Cursor has released Composer 2.5, and the interesting part is not the version number. It is the problem the release is trying to solve: long-horizon agentic coding.

Cursor says Composer 2.5 is a substantial improvement over Composer 2, especially for sustained work on long-running tasks. It also claims better reliability when following complex instructions and a more pleasant collaboration style. Those are exactly the failure modes developers encounter when moving from “generate this function” to “work through this issue, understand the surrounding code, update the tests, and don’t break the conventions”.

The pricing signal is notable. Cursor lists two modes in the changelog: Standard at $0.50 per million input tokens and $2.50 per million output tokens, and Fast, the default, at $3.00 per million input tokens and $15.00 per million output tokens. That split underlines a broader market pattern: coding-agent products are starting to expose cost and capability choices more explicitly, because not every task deserves the same model spend.

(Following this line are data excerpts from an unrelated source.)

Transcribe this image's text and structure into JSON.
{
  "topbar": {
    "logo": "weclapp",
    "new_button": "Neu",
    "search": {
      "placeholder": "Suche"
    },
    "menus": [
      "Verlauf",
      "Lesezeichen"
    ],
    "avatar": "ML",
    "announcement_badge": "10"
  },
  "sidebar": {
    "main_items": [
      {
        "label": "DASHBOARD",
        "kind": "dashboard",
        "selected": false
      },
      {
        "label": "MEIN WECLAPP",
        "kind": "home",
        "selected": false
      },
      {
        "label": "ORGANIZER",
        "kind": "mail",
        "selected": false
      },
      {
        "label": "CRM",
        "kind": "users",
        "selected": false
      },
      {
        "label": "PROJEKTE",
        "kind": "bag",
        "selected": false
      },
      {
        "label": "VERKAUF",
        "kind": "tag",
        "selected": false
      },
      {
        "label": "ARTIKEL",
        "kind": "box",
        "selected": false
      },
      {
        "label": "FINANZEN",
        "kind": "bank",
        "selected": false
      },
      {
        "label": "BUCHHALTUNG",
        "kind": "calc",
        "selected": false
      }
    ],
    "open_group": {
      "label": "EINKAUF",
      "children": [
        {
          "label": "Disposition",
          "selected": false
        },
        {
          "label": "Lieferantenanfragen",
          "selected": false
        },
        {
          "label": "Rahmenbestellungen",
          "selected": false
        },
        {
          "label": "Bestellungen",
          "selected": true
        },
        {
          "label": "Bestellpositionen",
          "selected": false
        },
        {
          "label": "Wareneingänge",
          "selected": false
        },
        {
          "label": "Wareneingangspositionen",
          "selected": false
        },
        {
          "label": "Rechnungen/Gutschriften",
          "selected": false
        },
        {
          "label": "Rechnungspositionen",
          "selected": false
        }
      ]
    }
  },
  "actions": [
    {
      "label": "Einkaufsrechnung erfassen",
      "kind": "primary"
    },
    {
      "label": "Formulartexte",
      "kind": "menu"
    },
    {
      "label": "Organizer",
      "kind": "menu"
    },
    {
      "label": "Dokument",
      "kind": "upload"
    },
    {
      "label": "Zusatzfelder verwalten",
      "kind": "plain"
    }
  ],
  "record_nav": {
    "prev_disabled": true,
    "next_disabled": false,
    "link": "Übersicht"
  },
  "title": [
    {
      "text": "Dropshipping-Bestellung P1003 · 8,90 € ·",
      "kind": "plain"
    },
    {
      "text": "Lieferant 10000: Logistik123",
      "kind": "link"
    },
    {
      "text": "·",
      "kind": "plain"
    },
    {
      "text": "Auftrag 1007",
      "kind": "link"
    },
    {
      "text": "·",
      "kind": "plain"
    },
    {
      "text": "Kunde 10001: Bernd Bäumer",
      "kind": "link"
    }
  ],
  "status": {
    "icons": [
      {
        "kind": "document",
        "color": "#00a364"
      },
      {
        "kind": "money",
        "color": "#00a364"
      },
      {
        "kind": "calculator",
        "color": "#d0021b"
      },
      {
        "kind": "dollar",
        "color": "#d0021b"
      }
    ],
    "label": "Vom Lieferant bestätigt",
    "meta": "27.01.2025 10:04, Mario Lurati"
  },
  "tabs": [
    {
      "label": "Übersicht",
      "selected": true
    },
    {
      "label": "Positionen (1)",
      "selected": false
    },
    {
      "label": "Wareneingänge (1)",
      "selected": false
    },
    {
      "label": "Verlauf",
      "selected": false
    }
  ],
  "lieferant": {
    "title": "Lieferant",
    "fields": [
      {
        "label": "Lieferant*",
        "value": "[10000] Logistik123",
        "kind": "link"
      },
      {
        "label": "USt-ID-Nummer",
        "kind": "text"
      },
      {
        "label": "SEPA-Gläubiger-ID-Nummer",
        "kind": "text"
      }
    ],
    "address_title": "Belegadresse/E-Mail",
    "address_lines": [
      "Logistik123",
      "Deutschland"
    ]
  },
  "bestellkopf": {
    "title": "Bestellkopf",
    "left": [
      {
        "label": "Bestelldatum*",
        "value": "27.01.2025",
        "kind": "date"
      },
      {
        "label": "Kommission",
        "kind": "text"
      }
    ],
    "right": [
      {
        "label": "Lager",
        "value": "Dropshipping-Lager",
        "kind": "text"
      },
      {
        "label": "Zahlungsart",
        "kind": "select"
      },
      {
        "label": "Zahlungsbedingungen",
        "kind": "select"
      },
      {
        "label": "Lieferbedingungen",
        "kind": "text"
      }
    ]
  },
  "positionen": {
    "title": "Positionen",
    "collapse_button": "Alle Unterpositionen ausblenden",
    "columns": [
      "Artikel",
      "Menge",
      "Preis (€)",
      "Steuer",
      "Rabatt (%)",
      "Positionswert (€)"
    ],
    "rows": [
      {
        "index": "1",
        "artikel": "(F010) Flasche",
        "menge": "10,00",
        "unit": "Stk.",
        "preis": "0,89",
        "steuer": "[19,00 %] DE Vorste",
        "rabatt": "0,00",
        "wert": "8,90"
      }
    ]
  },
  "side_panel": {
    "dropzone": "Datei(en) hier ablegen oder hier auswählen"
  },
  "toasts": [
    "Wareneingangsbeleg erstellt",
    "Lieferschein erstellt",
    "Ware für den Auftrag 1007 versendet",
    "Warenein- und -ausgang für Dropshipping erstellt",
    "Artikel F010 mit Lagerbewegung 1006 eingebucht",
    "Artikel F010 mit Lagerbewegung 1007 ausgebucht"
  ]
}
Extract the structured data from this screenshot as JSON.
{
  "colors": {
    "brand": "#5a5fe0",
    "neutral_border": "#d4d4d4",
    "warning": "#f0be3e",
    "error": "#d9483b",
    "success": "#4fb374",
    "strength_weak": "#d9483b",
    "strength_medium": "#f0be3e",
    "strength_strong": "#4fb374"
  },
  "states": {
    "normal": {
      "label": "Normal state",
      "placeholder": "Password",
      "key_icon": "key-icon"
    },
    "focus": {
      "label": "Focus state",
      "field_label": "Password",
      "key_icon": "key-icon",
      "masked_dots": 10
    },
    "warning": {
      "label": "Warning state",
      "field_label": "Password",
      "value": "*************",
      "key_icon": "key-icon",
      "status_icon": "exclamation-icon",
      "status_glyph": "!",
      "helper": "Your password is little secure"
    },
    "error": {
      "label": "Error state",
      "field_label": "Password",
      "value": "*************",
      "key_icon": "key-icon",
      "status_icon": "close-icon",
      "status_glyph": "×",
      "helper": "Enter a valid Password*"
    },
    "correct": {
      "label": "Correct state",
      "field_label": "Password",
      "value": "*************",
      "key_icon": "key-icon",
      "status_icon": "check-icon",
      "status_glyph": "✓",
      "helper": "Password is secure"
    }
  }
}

Cursor’s technical post says Composer 2.5 was improved through scaled training, more complex reinforcement-learning environments and new learning methods. One described method is targeted reinforcement learning with textual feedback. The basic idea is to give the model more localised feedback at the point where behaviour went wrong, rather than relying only on a final reward after a long rollout.

For working developers, the detail matters because it reflects the new battleground. Autocomplete is mature. Single-shot code generation is useful but limited. The real test is not whether an agent can produce code. It is whether it can keep doing the right thing after the task stops being neat: reading the right files, resisting shortcuts, using the available tools correctly, preserving style, updating tests, and stopping when it should stop.

That is particularly relevant in Laravel and PHP codebases, where business logic often sits across controllers, policies, jobs, events, form requests, model scopes, migrations and Blade or Inertia front ends. A weak agent can make a plausible edit in one layer while missing the queue worker, the authorisation rule or the data migration. A stronger long-horizon agent should be better at carrying the whole shape of the change.